Raspberry ‘n Cream Baked French Toast
- 1 cup Maple syrup
- 1 large Loaf French bread - cut into 2 inch cubes
- 4 to 6 ounces Cream cheese - cut in small cubes
- 3 cups Milk
- 6 Eggs
- 1/2 tsp Cinnamon
- 1 tsp Vanilla
- 2 cups Fresh raspberries
- 3/4 cup Brown sugar
- 3 to 4 tbsp Butter
- Extra maple syrup or raspberry syrup - optional
- Spray a 9×13 inch baking dish with cooking spray.
- Pour 1 cup maple syrup into the baking dish, spreading in an even layer.
- Add the bread cubes to bottom of dish.
- Whisk together eggs, milk, cinnamon and vanilla.
- Pour the egg mixture over the bread.
- Cover with foil and place in refrigerator overnight.
- When ready to bake, preheat oven to 350 degrees.
- Uncover casserole and sprinkle fresh raspberries and cream cheese pieces over the top.
- Next, top with brown sugar and dot top with small pieces of butter.
- Cover loosely with foil. Bake for 50 to 60 minutes.
- Remove foil and bake another 10 to 15 minutes until all the liquid is absorbed and the top is bubbly.
- Let cool a few minutes before cutting into squares and serving.
- You can serve this with maple or raspberry syrup, if you like.

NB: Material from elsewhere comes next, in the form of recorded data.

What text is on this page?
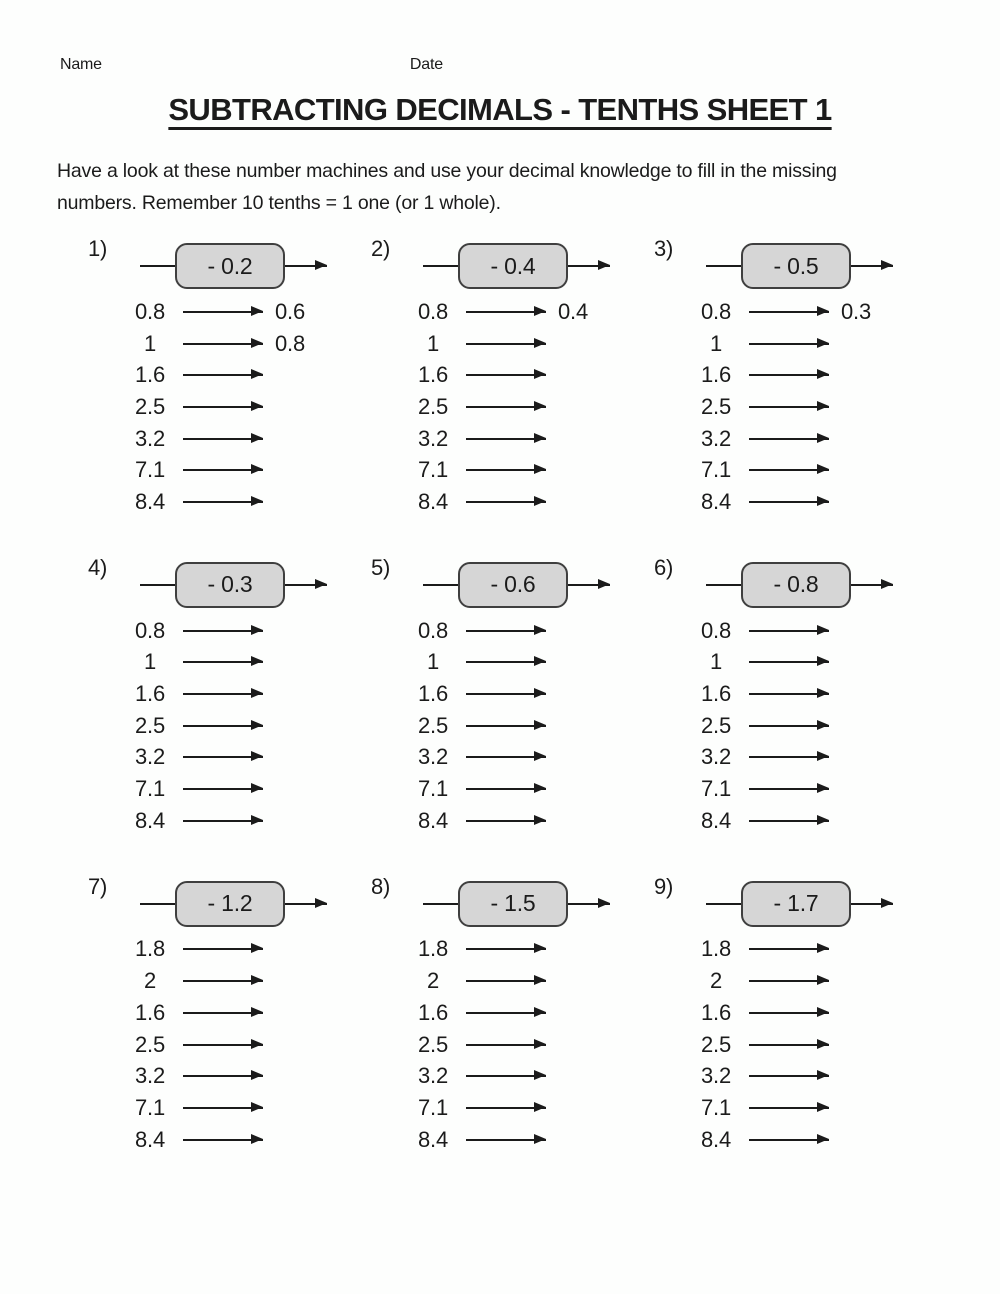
Name	Date
SUBTRACTING DECIMALS - TENTHS SHEET 1
Have a look at these number machines and use your decimal knowledge to fill in the missing
numbers. Remember 10 tenths = 1 one (or 1 whole).
1)
- 0.2
0.8	0.6
1	0.8
1.6
2.5
3.2
7.1
8.4
2)
- 0.4
0.8	0.4
1
1.6
2.5
3.2
7.1
8.4
3)
- 0.5
0.8	0.3
1
1.6
2.5
3.2
7.1
8.4
4)
- 0.3
0.8
1
1.6
2.5
3.2
7.1
8.4
5)
- 0.6
0.8
1
1.6
2.5
3.2
7.1
8.4
6)
- 0.8
0.8
1
1.6
2.5
3.2
7.1
8.4
7)
- 1.2
1.8
2
1.6
2.5
3.2
7.1
8.4
8)
- 1.5
1.8
2
1.6
2.5
3.2
7.1
8.4
9)
- 1.7
1.8
2
1.6
2.5
3.2
7.1
8.4
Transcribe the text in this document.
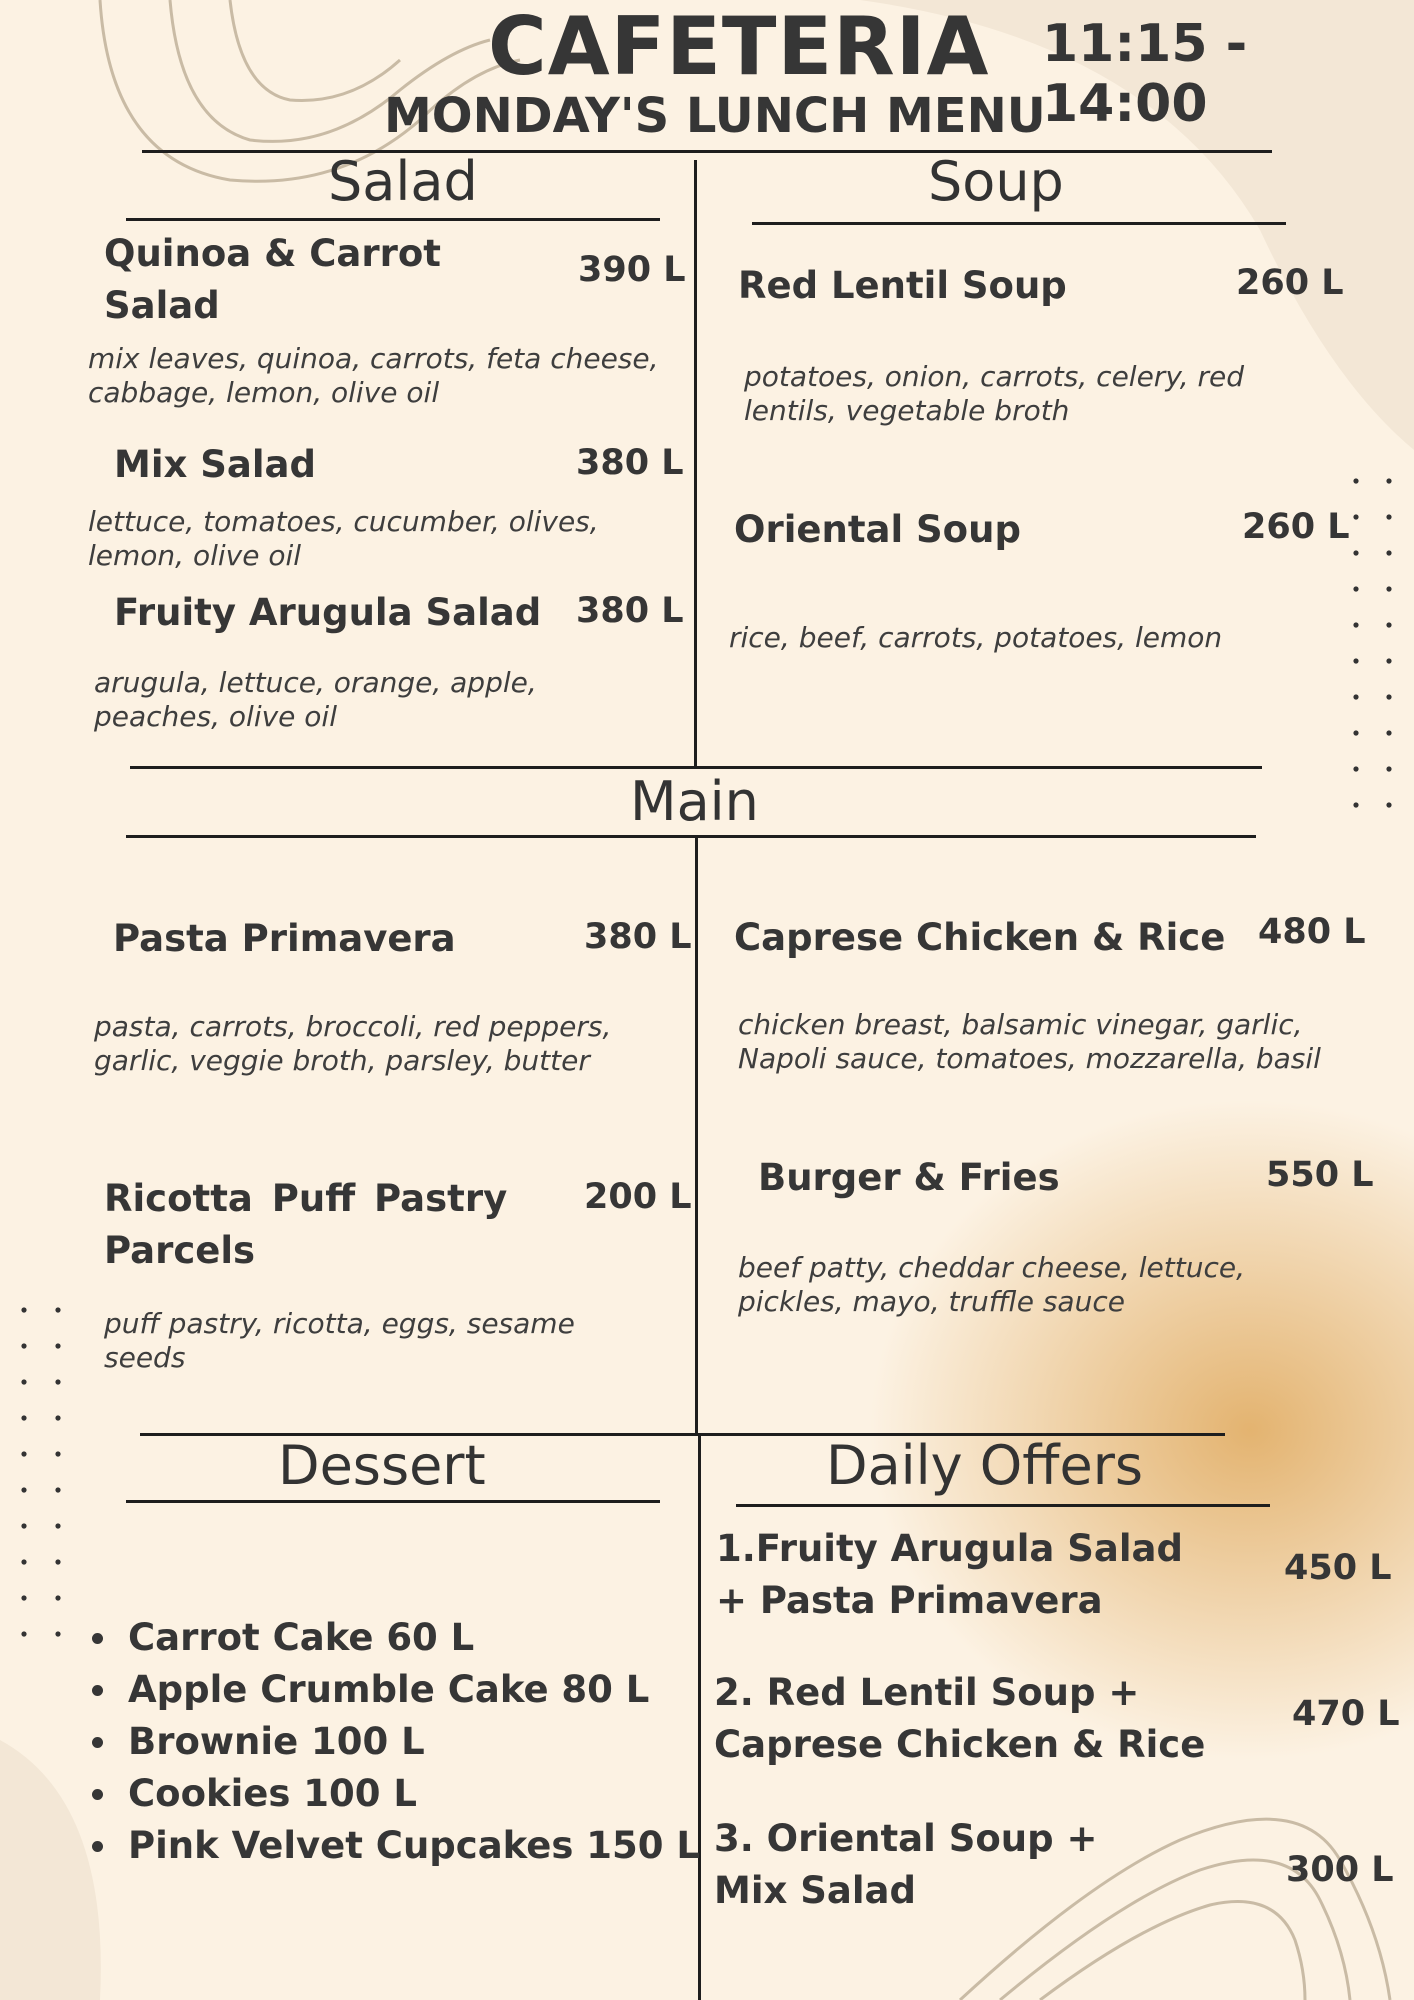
CAFETERIA 11:15 - 14:00
MONDAY'S LUNCH MENU
Salad
Quinoa & Carrot Salad
390 L
mix leaves, quinoa, carrots, feta cheese, cabbage, lemon, olive oil
Mix Salad	380 L
lettuce, tomatoes, cucumber, olives, lemon, olive oil
Fruity Arugula Salad 380 L
arugula, lettuce, orange, apple, peaches, olive oil
Soup
Red Lentil Soup	260 L
potatoes, onion, carrots, celery, red lentils, vegetable broth
Oriental Soup	260 L
rice, beef, carrots, potatoes, lemon
Main
Pasta Primavera	380 L
pasta, carrots, broccoli, red peppers, garlic, veggie broth, parsley, butter
Caprese Chicken & Rice 480 L
chicken breast, balsamic vinegar, garlic, Napoli sauce, tomatoes, mozzarella, basil
Ricotta Puff Pastry Parcels
200 L
puff pastry, ricotta, eggs, sesame seeds
Burger & Fries	550 L
beef patty, cheddar cheese, lettuce, pickles, mayo, truffle sauce
Dessert
Carrot Cake 60 L
Apple Crumble Cake 80 L
Brownie 100 L
Cookies 100 L
Pink Velvet Cupcakes 150 L
Daily Offers
1.Fruity Arugula Salad + Pasta Primavera
450 L
2. Red Lentil Soup + Caprese Chicken & Rice
470 L
3. Oriental Soup + Mix Salad	300 L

Calories: 392kcal | Carbohydrates: 63g | Protein: 10g | Fat: 12g | Saturated Fat: 6g | Polyunsaturated Fat: 1g | Monounsaturated Fat: 3g | Trans Fat: 1g | Cholesterol: 149mg | Sodium: 214mg | Potassium: 388mg | Fiber: 2g | Sugar: 51g | Vitamin A: 536IU | Vitamin C: 8mg | Calcium: 227mg | Iron: 1mg
This website provides approximate nutrition information for convenience and as a courtesy only. Nutrition data is gathered primarily from the USDA Food Composition Database, whenever available, or otherwise other online calculators.